Disillusionment and Christian Community

All of us have been disillusioned with Christian community. All of us have had dreams of what the church ought to be, and all of us have had those dreams shattered by the harsh realities of life together. Dietrich Bonhoeffer knew about disillusionment. After all, he lived during the "German-Christian compromise," a time when most of his brothers and sisters in Christ swore allegiance to Hitler. What is striking about Bonhoeffer, however, is that he did not wallow in his disillusionment. In point of fact, he warned his seminary students of the dangers of developing "wish dreams" for Christian community. "Wish dreams" are the source of disillusionment itself and a detriment to true community. "Every human wish dream that is injected into the Christian community is a hindrance to genuine community and must be banished if genuine community is to survive. He who loves his dream of community more than the Christian community itself becomes a destroyer of the latter..." (Bonhoeffer, Life Together, 27).

For Bonhoeffer, disillusionment occurs when we come to Christian community as demanders--better yet, as consumers--and not as "thankful recipients." I will leave you with his challenging words on Christian community and disillusionment.

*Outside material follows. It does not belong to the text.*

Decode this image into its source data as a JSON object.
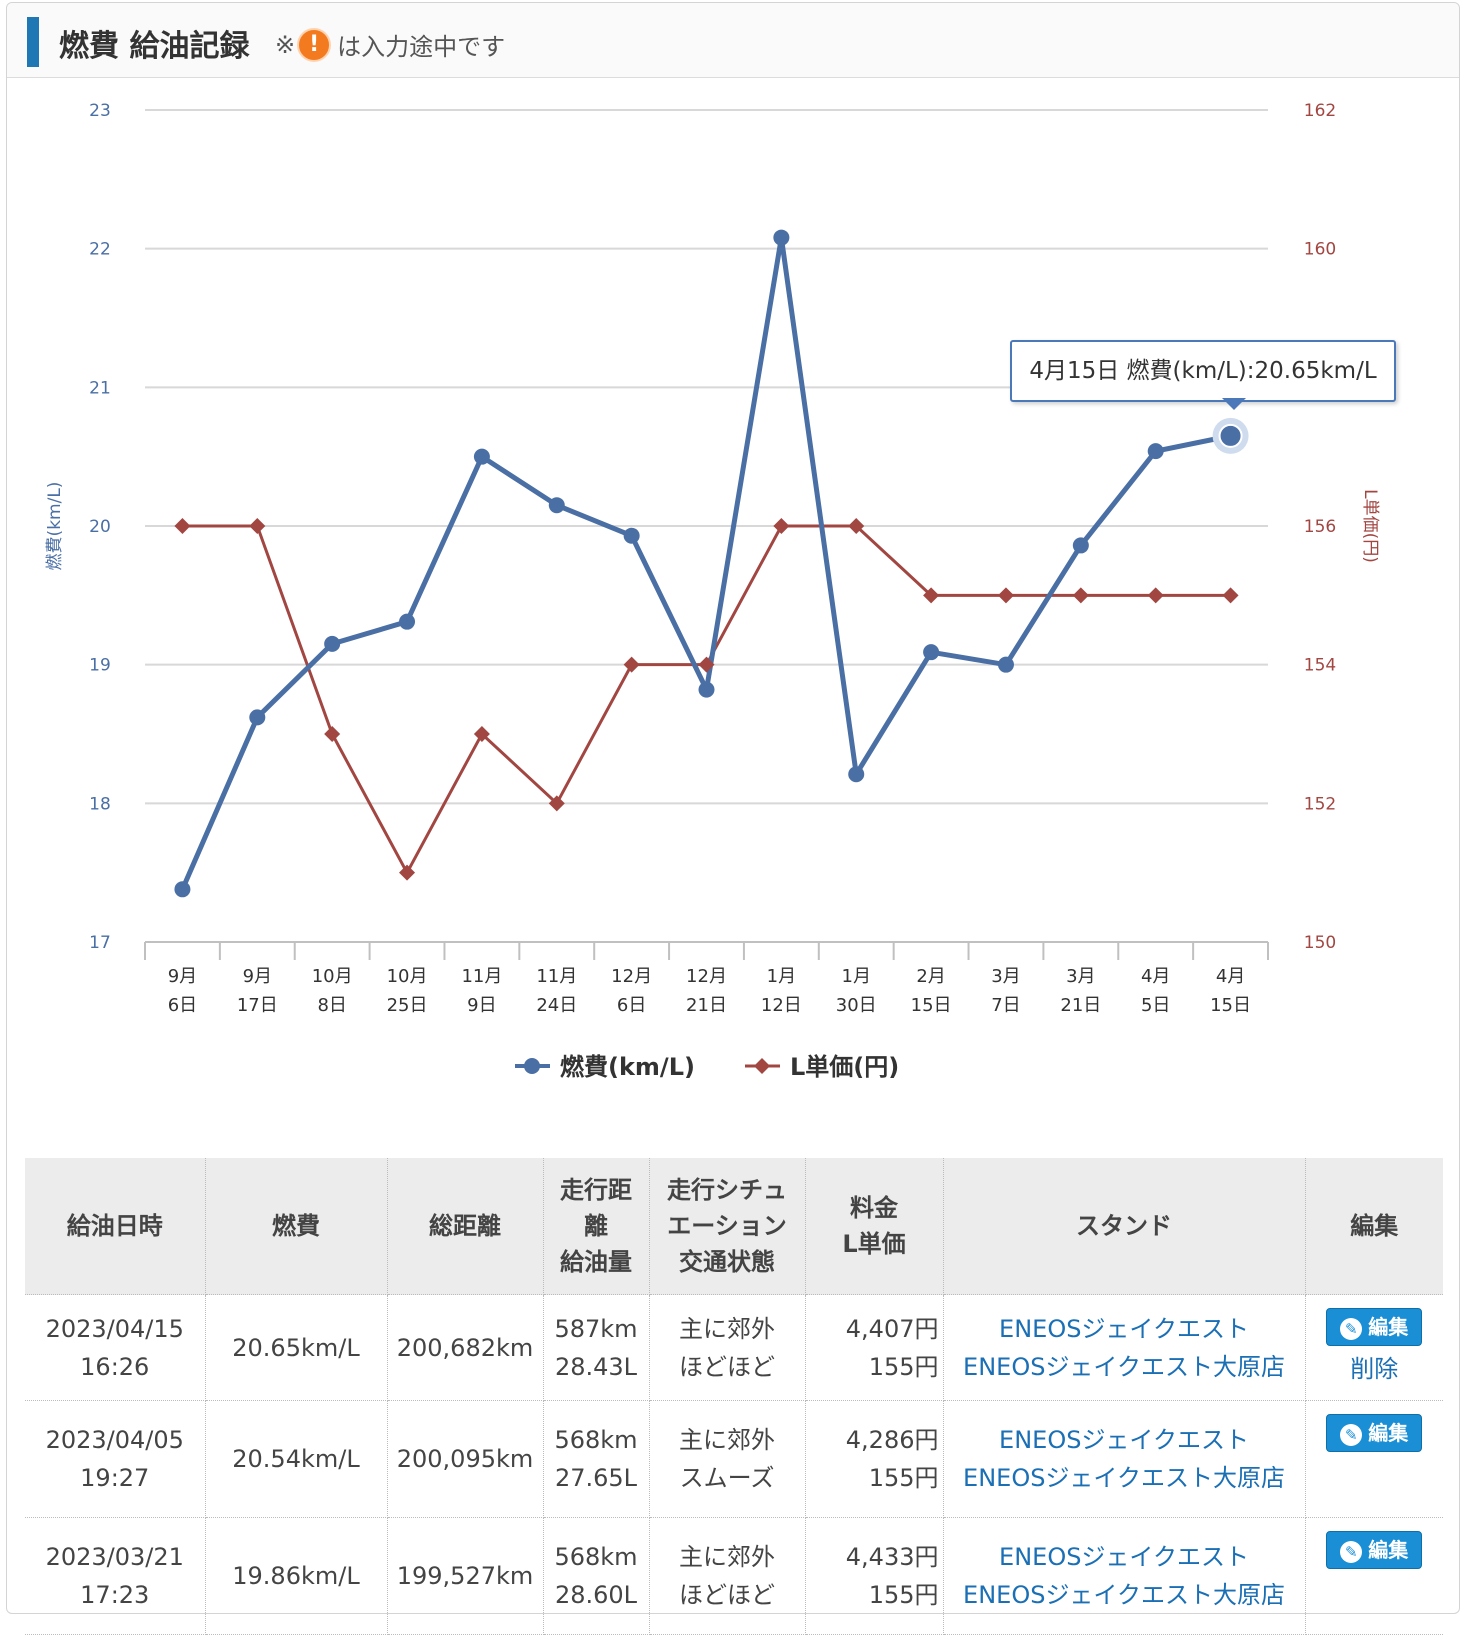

"Because God has bound us together in one body with other Christians in Jesus Christ, long before we entered into common life with them, we enter into that common life not as demanders but as thankful recipients. We thank God for what he has done for us. We thank God for giving us brethren who live by His call, by His forgiveness, and His promise. We do not complain of what God does not give us; we rather thank God for what He does give us daily. And is not what he has given us enough: brothers, who will go on living with us through sin and need under the blessing of His grace? Is the divine gift of Christian fellowship anything less than this, any day, even the most difficult and distressing day? Even when sin and misunderstanding burden the communal life, is not the sinning brother still a brother, with whom I, too, stand under the Word of Christ? Will not his sin be a constant occasion for me to give thanks that both of us may live in the forgiving love of God in Jesus Christ? Thus the very hour of disillusionment with my brother becomes incomparably salutary, because it so thoroughly teaches me that neither of us can ever live by our own words and deeds, but only by that one Word and Deed which really binds us together--the forgiveness of sins in Jesus Christ. When the morning mists of dreams vanish, then dawns the bright day of Christian fellowship" (Bonhoeffer, Life Together, 28-29).